To specifically define and analyze the non-hematopoietic bone marrow niche, de Jong et al. [1] excluded hematopoietic cells, erythroid lineage cells and plasma cells using flow cytometry sorting and simultaneously validated the identity of non-hematopoietic cells by gating for combinations of cell surface markers. The RNA-seq analyses of these non-hematopoietic cells revealed MSCs as five closely related clusters (MSC1-5), endothelial cells, sinusoidal endothelial cells, and osteolineage cells. Uniform manifold approximation and projection (UMAP) of myeloma patients and non-cancer control individuals showed no discernible differences for all the non-hematopoietic cell types with the exception that MSC1 and MSC2 are dramatically enriched in MM patients. This is especially remarkable for MSC1 which constitute 0.4% of total MSCs in non-cancer control individuals that increased to 24% and 33% of total MSCs for hyperdiploid-associated myeloma and translocation-associated myeloma, respectively. Interestingly, UMAP showed a more separable and more delineated contour of MSC1/2 for translocation-associated myeloma than hyperdiploid-associated ones, for which the implication was unknown and warrants further investigation. Interestingly, Ranked Gene Set Enrichment Analysis (GSEA) showed a dramatic enrichment of genes in the ‘TNFα signaling via NFκB’ pathway in MSC1/2 as compared to MSC3/4/5, which mostly comprise inflammatory genes such as chemokines, cytokines, cytokine receptors, etc., suggesting that MSC1/2 represents a myeloma-specific inflammatory signature population. In this sense, de Jong et al. [1] coined “inflammatory MSC” (iMSC) for MSC1/2. The emergence of iMSCs suggested that myeloma has an inflammatory bone marrow microenvironment, which was further confirmed by associated increase of protein levels of the cytokine IL-6, and the chemokines CXCL8 and CCL2 in the bone marrow plasma. That myeloma bone marrow has an inflammatory stromal microenvironment is the major finding in this study. Nonetheless, it’s worth noting that there was no correlation between iMSC percentage and protein levels of inflammatory cytokine/chemokines, suggesting that either a small fraction of iMSCs secrete such cytokine/chemokines or different subsets of iMSCs secrete different cytokine/chemokines, among other possibilities.

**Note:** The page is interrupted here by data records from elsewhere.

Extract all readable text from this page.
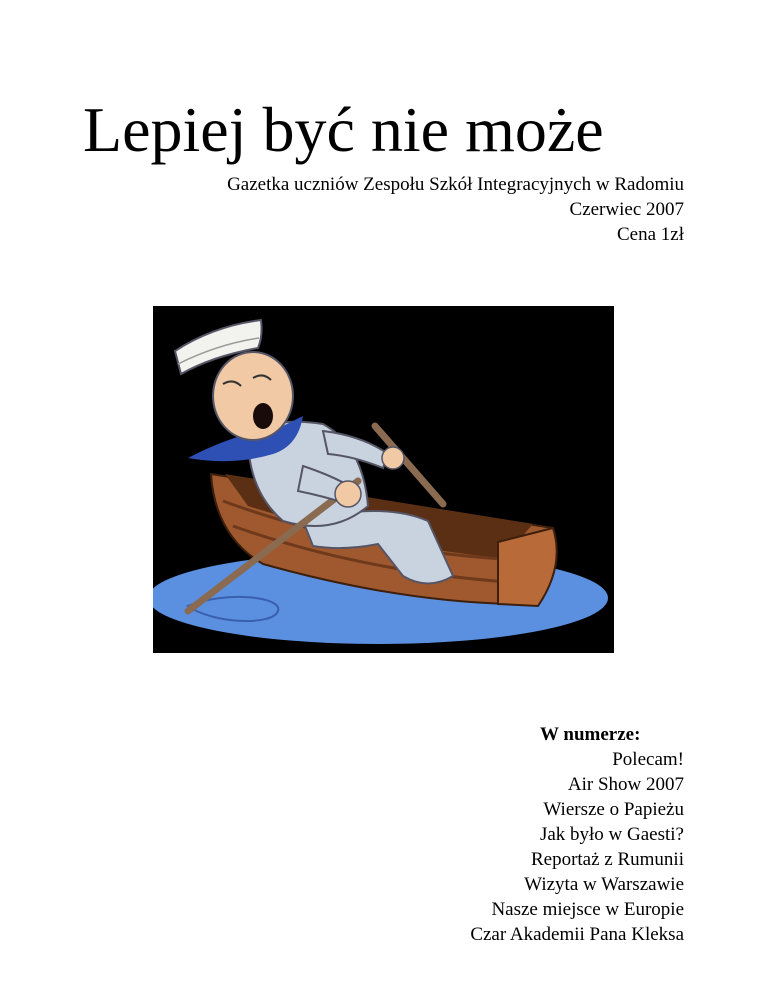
Lepiej być nie może
Gazetka uczniów Zespołu Szkół Integracyjnych w Radomiu
Czerwiec 2007
Cena 1zł
W numerze:
Polecam!
Air Show 2007
Wiersze o Papieżu
Jak było w Gaesti?
Reportaż z Rumunii
Wizyta w Warszawie
Nasze miejsce w Europie
Czar Akademii Pana Kleksa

A tantalising possibility is that iMSCs might co-localize in the bone marrow with myeloma cells in close vicinity or even direct contact. Testing this possibility with fluorescent immunohistochemistry necessitates defining specific markers for iMSCs. However, unfortunately scRNA-seq analyses failed to identify any markers that were exclusively specific to iMSCs, among a number of genes dramatically enriched in them. de Jong et al. [1] thus exploited this gene expression enrichment and validated the scRNA-seq data by flow cytometry analyses that CD44 was greatly enriched in iMSCs. So, by combining CD44 with a pan-MSC marker CXCL12, they designated CXCL12⁺CD44⁺ cells as a surrogate for iMSCs. de Jong et al. [1] found that CXCL12⁺CD44⁺ iMSCs co-localized with CD138⁺ myeloma cells in bone marrow biopsies from myeloma patients but not that from non-cancer control individuals. However, this interpretation should be taken with caution because myeloma patients had vastly increased numbers of both iMSC and CD138⁺ myeloma/plasma cells in their bone marrow so that detection of their co-localization could be merely a result of mathematical chance. The definitive answer to this interesting possibility of iMSC/myeloma cell co-localization might be attainable by leveraging spatial transcriptomics or the state-of-the-art Stereo-seq [9-12].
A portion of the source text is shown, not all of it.